The shape I decided on was a barrel with a flap in the long direction, buttoned down near each end. The pattern is at the bottom of this post (behind the cut, if you’re on my main blog page); before that are my experiences with the felting process.
My pre-felting measurements:
Gauge: a bit over 11 stitches and a bit under 13 rows in 4″.
The rectangle is 10.75″ tall and just over 9″ wide.
I read this was a good but slow felting yarn, and decided to help it along by brushing it with a cat brush before starting the felting process.
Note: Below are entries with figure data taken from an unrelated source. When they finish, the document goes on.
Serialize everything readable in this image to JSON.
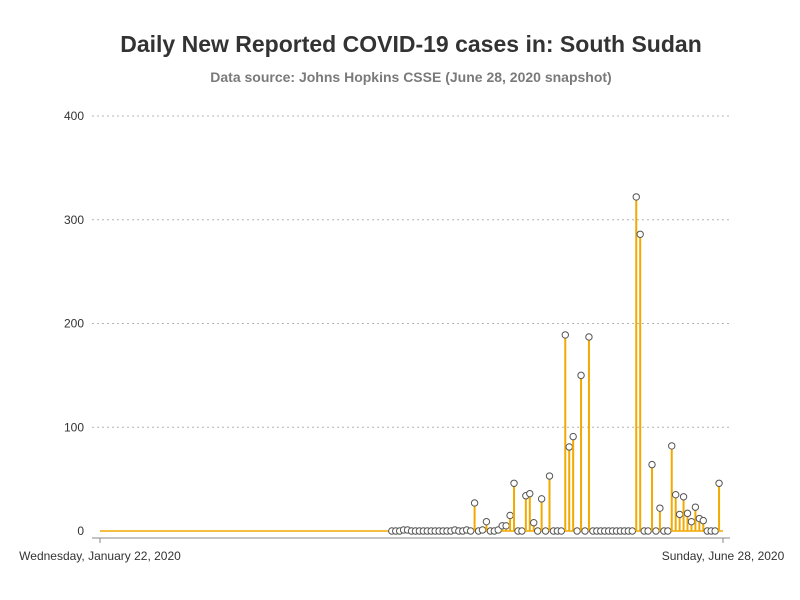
{
  "chart_data": {
    "type": "line",
    "title": "Daily New Reported COVID-19 cases in: South Sudan",
    "subtitle": "Data source: Johns Hopkins CSSE (June 28, 2020 snapshot)",
    "xlabel": "",
    "ylabel": "",
    "x_start_label": "Wednesday, January 22, 2020",
    "x_end_label": "Sunday, June 28, 2020",
    "x_start": "2020-01-22",
    "x_end": "2020-06-28",
    "first_marker_date": "2020-04-05",
    "ylim": [
      0,
      400
    ],
    "yticks": [
      "0",
      "100",
      "200",
      "300",
      "400"
    ],
    "ytick_values": [
      0,
      100,
      200,
      300,
      400
    ],
    "grid": true,
    "style": "needle",
    "colors": {
      "series": "#f2a900",
      "marker_stroke": "#555555",
      "baseline": "#f2a900"
    },
    "series": [
      {
        "values": [
          0,
          0,
          0,
          1,
          1,
          0,
          0,
          0,
          0,
          0,
          0,
          0,
          0,
          0,
          0,
          0,
          1,
          0,
          0,
          1,
          0,
          27,
          0,
          1,
          9,
          0,
          0,
          1,
          5,
          5,
          15,
          46,
          0,
          0,
          34,
          36,
          8,
          0,
          31,
          0,
          53,
          0,
          0,
          0,
          189,
          81,
          91,
          0,
          150,
          0,
          187,
          0,
          0,
          0,
          0,
          0,
          0,
          0,
          0,
          0,
          0,
          0,
          322,
          286,
          0,
          0,
          64,
          0,
          22,
          0,
          0,
          82,
          35,
          16,
          33,
          17,
          9,
          23,
          12,
          10,
          0,
          0,
          0,
          46
        ]
      }
    ]
  }
}
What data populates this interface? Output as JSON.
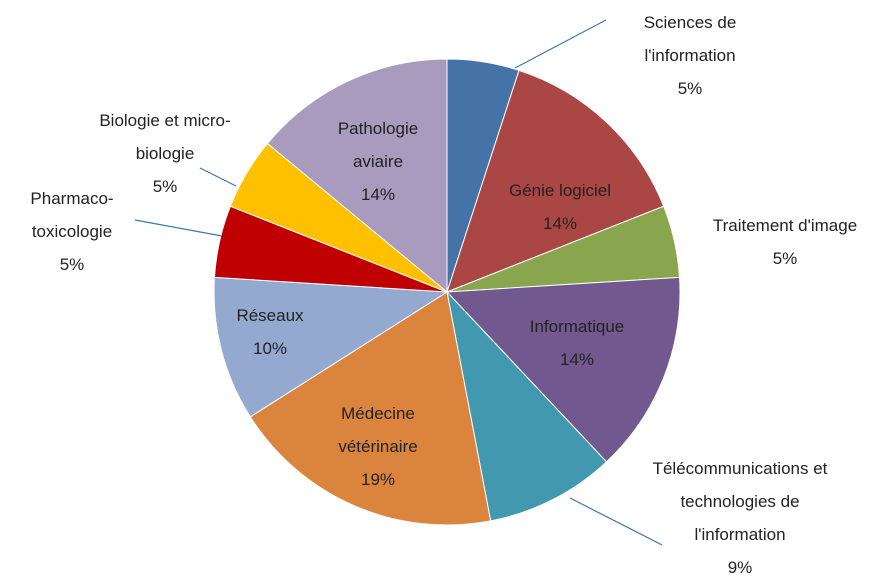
{
  "chart_data": {
    "type": "pie",
    "categories": [
      "Sciences de l'information",
      "Génie logiciel",
      "Traitement d'image",
      "Informatique",
      "Télécommunications et technologies de l'information",
      "Médecine vétérinaire",
      "Réseaux",
      "Pharmaco-toxicologie",
      "Biologie et micro-biologie",
      "Pathologie aviaire"
    ],
    "values": [
      5,
      14,
      5,
      14,
      9,
      19,
      10,
      5,
      5,
      14
    ],
    "value_labels": [
      "5%",
      "14%",
      "5%",
      "14%",
      "9%",
      "19%",
      "10%",
      "5%",
      "5%",
      "14%"
    ],
    "colors": [
      "#4572a7",
      "#aa4643",
      "#89a54e",
      "#71588f",
      "#4198af",
      "#db843d",
      "#93a9cf",
      "#c00000",
      "#ffc000",
      "#a99bbd"
    ]
  }
}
I don’t know whether it helped, but then I don’t have any comparison.
I started with two rounds of wash-wash-rinse in my giant washing machine, with two spiky plastic dryer balls for company and a little bit of soap. The machine was set on heavy soil, hot water, and the heavy duty cycle, and the pouch was in a mesh bag to keep in lint. Even after a run in the dryer, very little happened (the results are the first 3 pictures above). Afterward I did a round of hand-felting by shaking the pouch (without a mesh bag) with the dryer balls in a plastic canister, in two changes of water, each with a bit of dish soap and one also with baking soda. I read that hard water inhibits felting, and while I wouldn’t call ours hard, it’s far from soft. Another trip through the dryer, and still just about nothing (last picture above).
After a bit more research, I learned this “good for felting” yarn has a reputation online for being persnickety about felting. I went back to the washing machine, but more seriously. Same settings, with a round of wash-wash-rinse, but this time with two pairs of pants in addition to the dryer balls, a kettleful of nearly boiling water added to each wash, and a pretreatment of soaking the pouch in ice water before the first wash – the temperature change is supposed to help shock the fibers open. No mesh bag, either, because it didn’t seem to be shedding badly.
That is when the magic happened. So much smaller, so little stitch definition. I don’t know how much was the particular method I used last and how much was the fibers finally being ready to give up their original shape, but I can say I’ll start with this method next time. A shave (see notes on razors in an earlier post) and some buttons and it was ready for use!
Final measurements: 7″ seam to seam and 8.5″ end to end, since the ends are poofed out. Not quite 9″ around from opening to end of flap (what would be the height of the original rectangle); 2.5″ diameter. The rectangle lost almost 2″ in each direction.